When I am a young girl growing up in apartheid South Africa my mother tongue is Afrikaans, a fascinating hybrid language with slave ancestry and the youngest on our Continent. It scoops up Asia, Africa and Europe in its arms and is closer to our hearts than English (the lingua franca of South Africa). When I am a young woman grappling with issues of identity, apartheid propaganda declares a version of my mother tongue to be the linguistic glue for driving the white Afrikaner people from racist nationalism to 20th Century nationhood.
For the mixed descendants of the colonials and the slaves (brought to South Africa mainly from Asia and other parts of Africa) our version of Afrikaans has been until recently the only tool we have had to build and solidify an African identity.
But now things are changing. We are going back into history to fetch precious intangible possessions that have been ripped out of our existence, out of our beings. There is talk of colonial overlords historically knocking out the front teeth of my people so that we could not pronounce the clicks of our indigenous languages. But in Southern Africa people are healing and relearning the languages that have survived, mainly Khoekhoegowab or its closest equivalent Nama.
The word concept |Xau, unearthed in an ancient dictionary, is a powerful example of what we have lost. The newer languages, inept by comparison, that have come to replace the rich indigenous lexicons do not have a word that comes close in meaning to “shoot with a magical arrow”.
When our languages were destroyed, we lost important elements of our culture and we lost entire civilisations. We have lost perspectives and a way of being in the world. Emulating a colonial way of expressing ourselves, our connection with the land and with the divine aspects of ourselves has been broken. This disconnect this brokenness, fuels self-destruction and in the process aids the destruction of the earth that sustains us.
Tumbling around in the maelstrom of the modern world, in search of what we have lost, we need to find those magical arrows. We need to find the |Xau of now to restore our relationship with the land and the divine within. Only then can we return to valuing the earth once more. Only then will we begin to heal what has been destroyed without and within.

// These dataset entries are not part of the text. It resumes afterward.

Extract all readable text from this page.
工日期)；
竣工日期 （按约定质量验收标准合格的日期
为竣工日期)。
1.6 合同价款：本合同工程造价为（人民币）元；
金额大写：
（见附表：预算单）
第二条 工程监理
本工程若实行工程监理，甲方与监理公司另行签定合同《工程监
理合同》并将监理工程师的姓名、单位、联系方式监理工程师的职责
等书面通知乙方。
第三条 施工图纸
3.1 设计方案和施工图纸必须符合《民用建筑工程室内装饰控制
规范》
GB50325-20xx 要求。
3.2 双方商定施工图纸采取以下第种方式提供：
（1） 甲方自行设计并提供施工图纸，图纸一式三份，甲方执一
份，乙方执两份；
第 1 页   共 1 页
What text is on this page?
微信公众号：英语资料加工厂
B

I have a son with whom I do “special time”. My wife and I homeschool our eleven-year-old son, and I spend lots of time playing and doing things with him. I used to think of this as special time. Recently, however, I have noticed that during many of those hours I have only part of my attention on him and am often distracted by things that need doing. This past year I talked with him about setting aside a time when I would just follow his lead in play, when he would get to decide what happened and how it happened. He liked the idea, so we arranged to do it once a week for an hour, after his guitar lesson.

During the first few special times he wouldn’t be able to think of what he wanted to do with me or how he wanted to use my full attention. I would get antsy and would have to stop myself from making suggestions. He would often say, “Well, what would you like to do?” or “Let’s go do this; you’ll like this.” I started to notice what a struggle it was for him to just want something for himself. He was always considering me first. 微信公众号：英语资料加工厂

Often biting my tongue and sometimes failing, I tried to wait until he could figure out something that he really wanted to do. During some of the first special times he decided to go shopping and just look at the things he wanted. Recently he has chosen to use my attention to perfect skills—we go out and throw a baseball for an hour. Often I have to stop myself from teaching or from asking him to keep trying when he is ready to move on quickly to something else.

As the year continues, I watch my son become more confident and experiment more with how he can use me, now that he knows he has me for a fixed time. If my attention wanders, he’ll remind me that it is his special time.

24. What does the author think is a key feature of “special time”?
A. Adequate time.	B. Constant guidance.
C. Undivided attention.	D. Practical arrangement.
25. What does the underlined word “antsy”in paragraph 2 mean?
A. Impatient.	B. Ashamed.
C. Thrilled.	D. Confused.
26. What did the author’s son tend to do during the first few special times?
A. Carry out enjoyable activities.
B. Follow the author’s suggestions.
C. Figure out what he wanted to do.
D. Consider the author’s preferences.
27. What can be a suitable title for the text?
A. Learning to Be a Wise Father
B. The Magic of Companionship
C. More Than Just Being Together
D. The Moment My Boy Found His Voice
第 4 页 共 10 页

Sylvia Vollenhoven is an indigenous South African author, playwright and filmmaker. Her seminal work on Khoesan identity, The Keeper of the Kumm, was awarded the nation‘s prestigious Mbokodo Prize for Literature and short-listed for all the major SA literary awards.
More about the |Xam language
The Language from which the word |Xau or |Xaun comes is |Xam (hear how to pronounce this word)
ǀXam is regarded by some as an extinct language of the Bushman people (a reclaimed and preferred term) of Southern Africa but its resonance can be found in modern Khoikhoi languages on the sub-Continent. The main, related modern language that has survived colonial devastation is Khoekhoegowab. |Xam was spoken by the ǀXam-ka ǃʼē people. This name or grouping was more a regional and geographic distinction than anything else. Much of the scholarly work on ǀXam was performed by Dr Wilhelm Bleek, a German linguist of the 19th century, his researcher sister-in-law Lucy Lloyd and their ǀXam-ka ǃʼē teacher informants ǁKábbo, Diaǃkwāin, ǀAǃkúṅta, ǃKwéite̥n ta ǁKēn, ǀHaṅǂkassʼō and other speakers. As a result, there is a surviving corpus of ǀXam that comes from the stories told by these individuals in the Bleek and Lloyd Collection at the University of Cape Town. Bleek’s daughter Dorothea added to the work, compiling a “Bushman Dictionary” that was published many years later.